Wall, I give her the fish,—she seemed awful glad of it,—and visited with her a little while, and then, as supper-time was approachin’ and drawin’ near, I histed my umberell, and started out on my homeward return.

It was a lovely evenin’. It had been a very hot day, but the sun had sot down (as it were) behind the trees to cool himself off, and the earth, takin’ advantage of his temporary retirement, seemed to foller on and do likewise. So I walked along on the green grass, under the swayin’ branches of the apple-trees that bent down over the highway—great, liberal-hearted trees, stretching their strong brown arms out in blessing and benediction—out over their own rich, cultivated soil and the dusty highway, over foe and lover, tramp, and Josiah Allen’s wife. I liked that in the trees—liked it first-rate in ’em. It made me feel well to walk in their refreshin’ shade.

FRIENDLY FEELIN’S

The apples were ripenin’ in the clusterin’ boughs, birds sang in the branches, the blue sky shone down lovin’ly.

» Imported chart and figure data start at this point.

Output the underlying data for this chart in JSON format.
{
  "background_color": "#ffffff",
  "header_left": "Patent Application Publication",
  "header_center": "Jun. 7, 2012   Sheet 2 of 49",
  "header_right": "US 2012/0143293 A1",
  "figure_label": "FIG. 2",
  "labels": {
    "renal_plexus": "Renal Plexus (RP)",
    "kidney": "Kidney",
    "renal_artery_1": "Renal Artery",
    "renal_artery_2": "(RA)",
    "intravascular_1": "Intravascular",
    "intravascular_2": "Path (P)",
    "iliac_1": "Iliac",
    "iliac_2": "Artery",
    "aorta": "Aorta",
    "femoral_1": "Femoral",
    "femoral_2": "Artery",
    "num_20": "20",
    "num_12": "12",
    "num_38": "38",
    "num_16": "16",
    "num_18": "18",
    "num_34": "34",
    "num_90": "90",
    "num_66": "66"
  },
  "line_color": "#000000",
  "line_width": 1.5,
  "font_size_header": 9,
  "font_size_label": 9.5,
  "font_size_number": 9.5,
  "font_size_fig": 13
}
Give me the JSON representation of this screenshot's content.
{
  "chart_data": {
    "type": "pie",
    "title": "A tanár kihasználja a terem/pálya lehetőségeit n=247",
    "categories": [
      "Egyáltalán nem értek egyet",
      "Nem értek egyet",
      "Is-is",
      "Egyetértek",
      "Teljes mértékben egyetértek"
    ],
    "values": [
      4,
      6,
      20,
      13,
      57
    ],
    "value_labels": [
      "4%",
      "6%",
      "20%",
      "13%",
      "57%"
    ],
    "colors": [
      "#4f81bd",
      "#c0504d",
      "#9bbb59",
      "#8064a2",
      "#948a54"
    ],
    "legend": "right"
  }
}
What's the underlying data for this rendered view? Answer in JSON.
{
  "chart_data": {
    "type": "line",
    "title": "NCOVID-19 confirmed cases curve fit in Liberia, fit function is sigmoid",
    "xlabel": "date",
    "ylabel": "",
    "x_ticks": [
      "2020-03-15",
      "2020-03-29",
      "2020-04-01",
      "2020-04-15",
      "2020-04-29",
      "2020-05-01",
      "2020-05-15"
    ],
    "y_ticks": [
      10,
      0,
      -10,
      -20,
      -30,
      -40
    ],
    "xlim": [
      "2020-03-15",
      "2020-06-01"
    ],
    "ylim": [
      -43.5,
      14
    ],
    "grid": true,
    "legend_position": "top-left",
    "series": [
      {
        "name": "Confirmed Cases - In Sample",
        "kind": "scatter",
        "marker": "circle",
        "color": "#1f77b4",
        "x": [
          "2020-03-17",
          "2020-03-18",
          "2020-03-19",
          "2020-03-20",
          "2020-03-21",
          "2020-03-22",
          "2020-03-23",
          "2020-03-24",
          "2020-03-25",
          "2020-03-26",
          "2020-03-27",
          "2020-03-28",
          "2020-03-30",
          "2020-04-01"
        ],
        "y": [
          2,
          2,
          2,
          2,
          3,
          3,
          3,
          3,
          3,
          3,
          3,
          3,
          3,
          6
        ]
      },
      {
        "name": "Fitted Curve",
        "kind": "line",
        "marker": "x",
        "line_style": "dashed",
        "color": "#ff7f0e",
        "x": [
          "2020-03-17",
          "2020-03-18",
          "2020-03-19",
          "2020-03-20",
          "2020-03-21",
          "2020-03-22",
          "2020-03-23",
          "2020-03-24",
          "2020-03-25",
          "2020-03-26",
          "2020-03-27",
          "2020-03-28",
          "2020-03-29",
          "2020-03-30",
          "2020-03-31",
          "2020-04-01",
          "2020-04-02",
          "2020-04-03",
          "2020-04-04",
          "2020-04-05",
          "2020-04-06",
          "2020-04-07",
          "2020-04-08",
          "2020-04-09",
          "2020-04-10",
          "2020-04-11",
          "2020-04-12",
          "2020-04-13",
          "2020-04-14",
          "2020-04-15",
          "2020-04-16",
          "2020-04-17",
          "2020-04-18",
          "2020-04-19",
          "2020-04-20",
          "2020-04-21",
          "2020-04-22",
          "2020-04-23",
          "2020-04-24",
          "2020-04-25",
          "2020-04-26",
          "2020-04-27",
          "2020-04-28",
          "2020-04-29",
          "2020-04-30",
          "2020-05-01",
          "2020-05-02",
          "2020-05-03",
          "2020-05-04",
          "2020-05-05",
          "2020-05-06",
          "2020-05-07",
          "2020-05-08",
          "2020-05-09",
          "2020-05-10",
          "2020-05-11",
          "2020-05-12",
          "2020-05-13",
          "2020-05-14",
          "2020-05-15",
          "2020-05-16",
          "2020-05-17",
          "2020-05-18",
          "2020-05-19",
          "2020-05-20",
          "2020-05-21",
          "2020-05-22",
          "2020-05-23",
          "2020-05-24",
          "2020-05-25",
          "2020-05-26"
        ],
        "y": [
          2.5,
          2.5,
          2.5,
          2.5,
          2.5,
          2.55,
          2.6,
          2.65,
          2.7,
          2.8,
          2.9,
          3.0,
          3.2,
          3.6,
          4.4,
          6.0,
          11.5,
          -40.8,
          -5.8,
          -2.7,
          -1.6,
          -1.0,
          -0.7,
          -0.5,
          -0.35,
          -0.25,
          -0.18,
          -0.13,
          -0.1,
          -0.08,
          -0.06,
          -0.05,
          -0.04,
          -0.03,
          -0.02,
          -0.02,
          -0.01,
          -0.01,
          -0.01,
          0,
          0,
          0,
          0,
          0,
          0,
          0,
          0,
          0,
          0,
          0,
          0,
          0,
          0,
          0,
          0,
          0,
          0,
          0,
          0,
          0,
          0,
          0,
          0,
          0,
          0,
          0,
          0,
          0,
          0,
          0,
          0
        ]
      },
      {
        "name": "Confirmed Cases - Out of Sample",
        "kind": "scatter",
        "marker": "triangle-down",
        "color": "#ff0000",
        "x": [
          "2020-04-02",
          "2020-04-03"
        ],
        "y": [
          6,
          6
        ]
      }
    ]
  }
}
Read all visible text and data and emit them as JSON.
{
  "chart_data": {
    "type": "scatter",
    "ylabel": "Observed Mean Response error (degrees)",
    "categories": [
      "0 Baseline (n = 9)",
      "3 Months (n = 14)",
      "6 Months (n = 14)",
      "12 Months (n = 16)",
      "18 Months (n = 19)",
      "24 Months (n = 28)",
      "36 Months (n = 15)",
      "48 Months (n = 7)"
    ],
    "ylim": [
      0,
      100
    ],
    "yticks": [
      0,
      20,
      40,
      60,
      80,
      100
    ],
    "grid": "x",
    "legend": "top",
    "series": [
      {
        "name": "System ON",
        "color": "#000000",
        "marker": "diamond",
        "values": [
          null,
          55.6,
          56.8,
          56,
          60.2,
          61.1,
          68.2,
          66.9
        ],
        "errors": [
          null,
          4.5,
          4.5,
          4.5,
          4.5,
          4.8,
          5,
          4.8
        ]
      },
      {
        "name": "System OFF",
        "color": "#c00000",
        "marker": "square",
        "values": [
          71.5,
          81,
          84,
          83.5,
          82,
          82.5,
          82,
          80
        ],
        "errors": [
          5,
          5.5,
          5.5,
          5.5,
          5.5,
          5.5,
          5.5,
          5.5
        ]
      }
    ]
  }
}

The wayside blossoms grew thick at my feet, the grass was like a velvet carpet under ’em, and, most beautiful scene of all, my Josiah stood in the barn-door, nailin’ on a board.

Oh! how first-rate I did feel and look. I knew I was a lookin’ well. I knew it jest as well as I wanted to, before I met my companion’s admirin’ look, as he asked me, in considerable tender tones, if I knew whether there was any more of them tenpenny nails left.

I told him there wuzn’t. And then, oh! how admirin’ he looked at me agin, as I told him he had better hurry and finish the door, as I was goin’ right in to put on the tea-kettle and get supper jest as quick as I could.

His smile was like sunshine to my heart, as he told me he would be in by the time I got it ready, and I’d better hurry up.

As I walked towards the house I was feelin’ beautiful, and very affectionate towards my pardner. For love, no matter how full and ardent it may be, will, like other great deeps, have its ebbs and flows, its high tides and its more dwindlin’ ones.

At that moment my love and my confidence in my Josiah swept up in my heart to the highest tide-level. And I thought, as I walked along, that I would shet up that eye of my spectacles—that I never would agin let distrust and a Widder Bump cause me a moment’s disquiet and unhappiness.